Tonymaj, dont le nom figure depuis un moment en gris au fronton de l'édition, nous a adressé un petit cadeau: ce "Je me souviens" tout à fait d'actualité... et ciselé comme lui seul sait les concocter. Un grand merci à lui ! En espérant que de passager clandestin du navire, il ait bientôt envie de nous revenir en personne pour écrire ici même et de sa propre main !
A mi-chemin entre Amiens et Abbeville, de part et d’autre de la Somme, Bettencourt-Rivière (de diamants?) et Bettencourt-Saint-Ouen (l’aumône du bouclier fiscal?) sont symétriques.
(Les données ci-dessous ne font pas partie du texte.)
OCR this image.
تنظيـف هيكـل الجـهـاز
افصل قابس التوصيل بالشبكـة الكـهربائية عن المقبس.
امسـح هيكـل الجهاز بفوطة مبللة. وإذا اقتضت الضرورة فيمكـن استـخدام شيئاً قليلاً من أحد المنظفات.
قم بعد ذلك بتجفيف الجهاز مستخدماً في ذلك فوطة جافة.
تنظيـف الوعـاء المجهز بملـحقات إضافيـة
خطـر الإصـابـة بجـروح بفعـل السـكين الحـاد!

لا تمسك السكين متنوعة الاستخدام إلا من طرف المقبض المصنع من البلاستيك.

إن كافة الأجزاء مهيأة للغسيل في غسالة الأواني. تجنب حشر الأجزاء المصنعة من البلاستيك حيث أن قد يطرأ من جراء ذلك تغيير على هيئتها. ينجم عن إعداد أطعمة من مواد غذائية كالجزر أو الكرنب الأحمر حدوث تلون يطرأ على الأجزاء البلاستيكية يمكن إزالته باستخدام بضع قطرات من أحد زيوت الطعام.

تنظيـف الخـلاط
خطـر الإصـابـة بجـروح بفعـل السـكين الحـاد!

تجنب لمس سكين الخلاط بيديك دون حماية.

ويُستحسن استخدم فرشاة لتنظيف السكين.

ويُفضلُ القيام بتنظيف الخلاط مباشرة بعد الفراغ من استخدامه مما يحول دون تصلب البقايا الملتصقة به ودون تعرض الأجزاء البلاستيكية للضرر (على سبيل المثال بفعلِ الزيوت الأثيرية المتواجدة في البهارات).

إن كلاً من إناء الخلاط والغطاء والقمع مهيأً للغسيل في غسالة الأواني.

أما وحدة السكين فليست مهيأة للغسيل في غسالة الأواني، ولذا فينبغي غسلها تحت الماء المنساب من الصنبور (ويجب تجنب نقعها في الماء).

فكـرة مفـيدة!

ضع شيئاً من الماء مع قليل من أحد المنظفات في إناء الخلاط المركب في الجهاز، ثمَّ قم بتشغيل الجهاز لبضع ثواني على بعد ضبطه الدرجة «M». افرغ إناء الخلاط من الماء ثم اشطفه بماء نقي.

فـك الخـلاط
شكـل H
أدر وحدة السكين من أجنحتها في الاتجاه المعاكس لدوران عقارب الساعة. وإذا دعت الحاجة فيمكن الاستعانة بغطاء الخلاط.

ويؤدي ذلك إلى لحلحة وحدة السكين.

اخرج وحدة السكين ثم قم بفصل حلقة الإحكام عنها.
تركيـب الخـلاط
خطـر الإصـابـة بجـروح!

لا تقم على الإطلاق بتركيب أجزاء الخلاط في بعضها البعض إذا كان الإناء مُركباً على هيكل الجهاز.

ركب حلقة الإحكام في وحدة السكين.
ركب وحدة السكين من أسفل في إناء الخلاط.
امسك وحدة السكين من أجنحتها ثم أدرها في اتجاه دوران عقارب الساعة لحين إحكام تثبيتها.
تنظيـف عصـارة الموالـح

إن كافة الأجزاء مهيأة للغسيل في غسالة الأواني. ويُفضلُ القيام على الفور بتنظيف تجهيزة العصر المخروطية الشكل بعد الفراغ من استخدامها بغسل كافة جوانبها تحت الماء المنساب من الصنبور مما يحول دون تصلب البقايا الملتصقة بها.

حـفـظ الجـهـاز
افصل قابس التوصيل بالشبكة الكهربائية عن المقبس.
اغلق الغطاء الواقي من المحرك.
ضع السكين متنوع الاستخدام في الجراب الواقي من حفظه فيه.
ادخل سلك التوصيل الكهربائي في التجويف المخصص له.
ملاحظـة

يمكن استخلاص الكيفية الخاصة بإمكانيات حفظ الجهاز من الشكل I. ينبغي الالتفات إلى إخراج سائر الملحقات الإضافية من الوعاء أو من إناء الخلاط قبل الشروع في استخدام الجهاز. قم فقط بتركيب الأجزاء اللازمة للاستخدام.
Petites communes que l’on devine discrètes et qui sont far away from Wœrth (comme on dit à Chantilly).
Car Wœrth (1820 habitants) est un ravissant chef-lieu de canton de l’arrondissement de Wissembourg, dans le département du Bas-Rhin (qui se trouve au Nord sur la carte d’Alsace, alors que le Haut-Rhin est au Sud, le Rhin coulant vers la Mer du Nord et pas vers les Alpes, comme nul ne devrait en ignorer).

©Site Web de Wœrth. D.R.
Vestiges romains, ruines féodales, mairie et musée du 6 août 1870 dans le château (XIVe siècle et Renaissance), belles maisons à colombages, le long de la calme Sauer. Nous sommes ici dans le paisible Parc naturel des Vosges du Nord.
Paisible, le 6 août 1870 le fut beaucoup moins. Ce jour-là (grosse Affäre!), le général Mac-Mahon qui a rassemblé 46000 hommes à Frœschwiller, juste à côté de Wœrth, est menacé d’encerclement par les 120000 combattants qu’aligne face aux Français le Prince héritier de Prusse. Décision désespérée, Mac-Mahon fait charger ses cuirassiers à cheval dont l’assaut héroïque restera, dernier exercice du genre en Europe, célèbre et vain...

La Charge de Reichshoffen © Aimé Morot
Les Prussiens continuent d’avancer. En un seul jour, le carnage coûtera la vie à 20000 hommes, Allemands et Français réunis dans la sinistre comptabilité de la mort. La retraite française s’effectue vers Reichshoffen, patelin absolument pas concerné qui deviendra ainsi un haut-lieu de pacotille, seule la dépêche de Mac-Mahon qui annonçait la défaite à Paris étant partie de là. Wœrth et Frœschwiller passent à la trappe, sauf en Allemagne où la première est synonyme de victoire.
La guerre sera perdue ... et l’Alsace annexée au Reich pour près de cinquante ans.
On aura beau fredonner, en Alsace et en cachette: «Vive la France, merde la Prusse. D’Schwowe mehn vom Landl nüss!»** Il y a cent-quarante ans tout juste, alors que les Bettencourt se prélassaient encore dans leur somme, Wœrth, c’était déjà la cata...
** Les Boches doivent sortir du petit pays.